Tant dans les médias que dans les discours politiques, certaines des questions soulevées par les féministes – en particulier les violences sexistes, les inégalités des salaires ou l’avortement –, sont omniprésentes. Ce contexte nouveau est le produit de décennies de mobilisations qui ont rendu légitime l’idée d’égalité entre les femmes et les hommes. Depuis les années 1970, des groupes et associations féministes continuent de se mobiliser pour la conquête des droits dans tous les aspects de la vie des femmes. De plus, des politiques publiques contre les violences masculines, contre les stéréotypes sexistes dans l’éducation et les inégalités dans le monde du travail se sont développées au niveau national. En France par exemple, depuis la loi Roudy en 1986 et celle « tendant à favoriser l’égal accès des femmes et des hommes aux mandats électoraux et fonctions électives » en 2000, les lois sur l’égalité professionnelle et la parité en politique se sont imposées. Ni uniforme, ni linéaire, ce changement qui touche différents pays a accompagné ou a été renforcé par des impulsions internationales. Les organisations internationales ont en effet pris part dans la promotion des droits des femmes : l’ONU a ainsi organisé des conférences mondiales, comme à Mexico en 1975, à Copenhague en 1980, à Nairobi en 1985 et à Pékin en 1995, invitant les États à mettre en œuvre des politiques favorisant l’égalité entre les femmes et les hommes. L’imposition de l’idée d’égalité portée par des institutions, des associations ou le monde militant, certes de façon et selon des logiques différentes, se confronte toujours à la réalité : les inégalités perdurent. En témoignent, entre autres, le différentiel de salaire entre les hommes et les femmes, de 24 % en France1, les violences masculines que subissent les femmes2, la division du travail et le travail domestique qui continuent de leur incomber3.
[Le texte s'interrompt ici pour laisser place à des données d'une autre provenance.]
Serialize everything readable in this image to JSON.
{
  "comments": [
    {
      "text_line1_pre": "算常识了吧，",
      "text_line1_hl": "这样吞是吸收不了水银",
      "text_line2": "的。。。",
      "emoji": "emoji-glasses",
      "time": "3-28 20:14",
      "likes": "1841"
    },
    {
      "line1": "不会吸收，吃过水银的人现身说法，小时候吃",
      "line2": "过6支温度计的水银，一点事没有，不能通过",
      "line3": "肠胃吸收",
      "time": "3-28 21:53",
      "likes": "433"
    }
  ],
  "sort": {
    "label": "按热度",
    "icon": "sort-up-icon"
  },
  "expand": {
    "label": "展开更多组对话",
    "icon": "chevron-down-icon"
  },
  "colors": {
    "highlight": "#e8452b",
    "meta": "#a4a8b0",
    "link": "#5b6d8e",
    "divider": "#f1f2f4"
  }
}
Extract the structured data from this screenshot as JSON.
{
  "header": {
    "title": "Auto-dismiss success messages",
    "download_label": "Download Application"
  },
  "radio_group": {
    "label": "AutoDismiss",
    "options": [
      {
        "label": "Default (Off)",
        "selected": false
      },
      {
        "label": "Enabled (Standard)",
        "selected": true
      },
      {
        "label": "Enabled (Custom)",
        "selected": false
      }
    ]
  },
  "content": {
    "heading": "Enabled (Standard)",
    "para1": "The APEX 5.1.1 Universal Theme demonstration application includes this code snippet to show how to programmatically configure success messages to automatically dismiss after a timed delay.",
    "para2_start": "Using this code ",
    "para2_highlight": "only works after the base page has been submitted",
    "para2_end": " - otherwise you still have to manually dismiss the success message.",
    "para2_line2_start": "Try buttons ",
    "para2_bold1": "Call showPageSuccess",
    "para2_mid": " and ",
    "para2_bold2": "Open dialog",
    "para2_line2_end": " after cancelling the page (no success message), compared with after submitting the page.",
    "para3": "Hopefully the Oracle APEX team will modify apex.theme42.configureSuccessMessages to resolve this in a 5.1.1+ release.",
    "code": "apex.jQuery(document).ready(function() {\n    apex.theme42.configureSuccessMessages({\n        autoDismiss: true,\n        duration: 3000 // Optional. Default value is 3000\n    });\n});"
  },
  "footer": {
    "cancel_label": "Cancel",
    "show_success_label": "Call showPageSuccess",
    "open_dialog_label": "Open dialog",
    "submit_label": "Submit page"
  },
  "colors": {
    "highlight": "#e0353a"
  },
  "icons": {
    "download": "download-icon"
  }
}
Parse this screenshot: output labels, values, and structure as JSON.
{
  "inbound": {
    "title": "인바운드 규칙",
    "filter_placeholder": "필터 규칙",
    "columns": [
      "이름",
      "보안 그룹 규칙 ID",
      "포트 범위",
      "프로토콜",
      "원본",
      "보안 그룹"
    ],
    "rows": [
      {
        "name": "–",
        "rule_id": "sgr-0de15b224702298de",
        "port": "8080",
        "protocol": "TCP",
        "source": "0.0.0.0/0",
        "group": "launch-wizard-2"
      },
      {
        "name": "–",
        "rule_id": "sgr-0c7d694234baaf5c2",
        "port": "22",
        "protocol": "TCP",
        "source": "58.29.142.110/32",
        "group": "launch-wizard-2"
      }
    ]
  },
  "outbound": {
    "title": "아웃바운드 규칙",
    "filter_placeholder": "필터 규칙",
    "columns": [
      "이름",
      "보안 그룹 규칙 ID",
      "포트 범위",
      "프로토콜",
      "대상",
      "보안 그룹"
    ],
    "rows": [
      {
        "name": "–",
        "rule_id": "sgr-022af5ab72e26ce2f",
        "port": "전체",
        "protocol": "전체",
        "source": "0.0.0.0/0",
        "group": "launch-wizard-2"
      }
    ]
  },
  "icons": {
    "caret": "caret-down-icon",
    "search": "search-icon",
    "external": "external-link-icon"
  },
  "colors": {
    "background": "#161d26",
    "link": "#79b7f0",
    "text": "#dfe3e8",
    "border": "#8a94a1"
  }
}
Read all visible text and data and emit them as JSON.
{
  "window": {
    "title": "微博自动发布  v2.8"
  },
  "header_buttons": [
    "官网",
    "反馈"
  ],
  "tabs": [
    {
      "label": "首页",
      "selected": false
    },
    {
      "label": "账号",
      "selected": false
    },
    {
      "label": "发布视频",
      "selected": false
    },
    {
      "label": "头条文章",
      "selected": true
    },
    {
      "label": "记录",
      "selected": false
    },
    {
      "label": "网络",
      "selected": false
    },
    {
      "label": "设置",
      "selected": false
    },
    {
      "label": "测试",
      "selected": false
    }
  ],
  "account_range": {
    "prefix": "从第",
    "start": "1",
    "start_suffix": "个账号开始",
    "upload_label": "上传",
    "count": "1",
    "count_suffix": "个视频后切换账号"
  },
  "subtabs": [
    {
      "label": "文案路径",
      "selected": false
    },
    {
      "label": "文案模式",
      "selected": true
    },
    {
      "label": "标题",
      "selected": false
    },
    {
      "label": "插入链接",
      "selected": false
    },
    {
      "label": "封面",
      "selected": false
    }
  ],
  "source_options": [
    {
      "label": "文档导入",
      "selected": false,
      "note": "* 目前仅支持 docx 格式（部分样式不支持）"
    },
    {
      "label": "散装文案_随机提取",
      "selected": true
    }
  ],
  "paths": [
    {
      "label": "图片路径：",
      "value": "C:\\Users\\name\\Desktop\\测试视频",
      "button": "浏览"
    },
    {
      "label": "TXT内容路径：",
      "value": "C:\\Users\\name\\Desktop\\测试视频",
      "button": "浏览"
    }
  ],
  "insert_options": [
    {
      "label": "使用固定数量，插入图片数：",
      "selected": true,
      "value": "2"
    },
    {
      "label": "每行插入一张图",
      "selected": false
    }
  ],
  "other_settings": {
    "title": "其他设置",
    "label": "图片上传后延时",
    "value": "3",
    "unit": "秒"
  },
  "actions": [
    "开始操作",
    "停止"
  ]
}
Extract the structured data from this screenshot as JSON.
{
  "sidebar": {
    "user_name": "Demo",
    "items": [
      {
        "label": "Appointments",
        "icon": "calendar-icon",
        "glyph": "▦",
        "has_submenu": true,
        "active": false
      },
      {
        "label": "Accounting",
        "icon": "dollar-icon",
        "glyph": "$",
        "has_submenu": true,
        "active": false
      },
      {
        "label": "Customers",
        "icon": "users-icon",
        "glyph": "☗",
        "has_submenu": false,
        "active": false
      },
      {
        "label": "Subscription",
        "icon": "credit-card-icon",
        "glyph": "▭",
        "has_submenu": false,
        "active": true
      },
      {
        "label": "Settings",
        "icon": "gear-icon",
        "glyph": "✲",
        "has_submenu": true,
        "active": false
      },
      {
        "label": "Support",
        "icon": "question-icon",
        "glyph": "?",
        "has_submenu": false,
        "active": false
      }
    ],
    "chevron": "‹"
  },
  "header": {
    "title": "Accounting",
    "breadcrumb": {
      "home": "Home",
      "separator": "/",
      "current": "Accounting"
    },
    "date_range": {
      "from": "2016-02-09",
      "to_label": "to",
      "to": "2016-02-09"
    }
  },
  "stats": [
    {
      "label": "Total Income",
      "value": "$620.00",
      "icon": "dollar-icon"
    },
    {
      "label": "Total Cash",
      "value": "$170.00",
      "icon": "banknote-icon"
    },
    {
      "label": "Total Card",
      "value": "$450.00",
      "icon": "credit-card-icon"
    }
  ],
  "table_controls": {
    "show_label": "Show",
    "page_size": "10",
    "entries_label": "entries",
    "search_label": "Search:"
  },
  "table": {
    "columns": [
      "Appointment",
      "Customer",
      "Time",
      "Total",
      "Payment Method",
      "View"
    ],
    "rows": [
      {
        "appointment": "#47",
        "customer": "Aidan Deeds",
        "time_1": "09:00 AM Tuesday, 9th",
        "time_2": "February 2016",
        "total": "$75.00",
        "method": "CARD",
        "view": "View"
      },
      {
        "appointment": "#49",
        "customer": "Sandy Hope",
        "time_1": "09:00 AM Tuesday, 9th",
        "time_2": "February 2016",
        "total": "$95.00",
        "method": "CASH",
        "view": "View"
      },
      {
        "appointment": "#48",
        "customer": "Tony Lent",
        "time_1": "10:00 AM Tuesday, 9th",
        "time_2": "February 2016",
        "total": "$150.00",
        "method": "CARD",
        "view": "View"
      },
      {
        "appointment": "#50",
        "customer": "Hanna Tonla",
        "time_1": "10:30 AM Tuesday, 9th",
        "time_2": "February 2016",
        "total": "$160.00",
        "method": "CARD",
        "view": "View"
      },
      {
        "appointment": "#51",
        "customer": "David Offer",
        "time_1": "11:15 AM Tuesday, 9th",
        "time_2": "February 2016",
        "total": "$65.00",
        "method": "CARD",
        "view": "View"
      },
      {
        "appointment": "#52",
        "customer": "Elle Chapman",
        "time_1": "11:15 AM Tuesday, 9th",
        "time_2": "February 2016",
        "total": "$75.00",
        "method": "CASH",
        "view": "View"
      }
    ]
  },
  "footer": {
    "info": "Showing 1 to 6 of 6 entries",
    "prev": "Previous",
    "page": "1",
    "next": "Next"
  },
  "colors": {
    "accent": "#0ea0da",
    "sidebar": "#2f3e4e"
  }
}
C’est dans ce contexte, de persistance des inégalités face à l’écho du discours pour l’égalité, qu’une nouvelle vague féministe semble envahir la planète. En fonction des configurations historiques locales et nationales, on évoque parfois une troisième ou une quatrième vague pour désigner la séquence actuelle de promotion des droits pour les femmes4. En effet, la première correspond aux revendications pour le suffrage au XIXe siècle et début du XXe siècle, la deuxième au droit à disposer de son corps et à la politisation de la sphère privée dans les années 1970. En suivant des temporalités différentes en fonction des pays, la troisième vague chercherait à interroger l’universalité de l’expérience des femmes, d’une part, dans une approche intersectionnelle, en soulignant leur diversité socio-raciale et sexuelle, d’autre part, dans une perspective queer, en interrogeant la binarité des sexes et des genres. Si l’on accepte cette périodisation, la quatrième serait celle que l’on connait actuellement. À la fois hétérogène et marquée par l’accélération de la circulation internationale rendue possible par les réseaux sociaux, elle accompagne et reconfigure les contestations sociales et écologiques d’ampleur qui surgissent partout : la cause féministe n’est plus considérée comme spécifique, elle irrigue l’ensemble de la société. Cette chronologie est débattue : d’abord, parce que l’historiographie en termes de vagues tend à invisibiliser les mouvements féministes qui existent entre les pics de mobilisation ; ensuite, parce que l’existence d’une troisième vague est minimisée pour certaines, surévaluée pour d’autres5. Peu importe : le féminisme protestataire, qui conteste le monde tel qu’il est et qui agit en premier lieu en dehors des institutions, se voit ravivé à l’échelle globale.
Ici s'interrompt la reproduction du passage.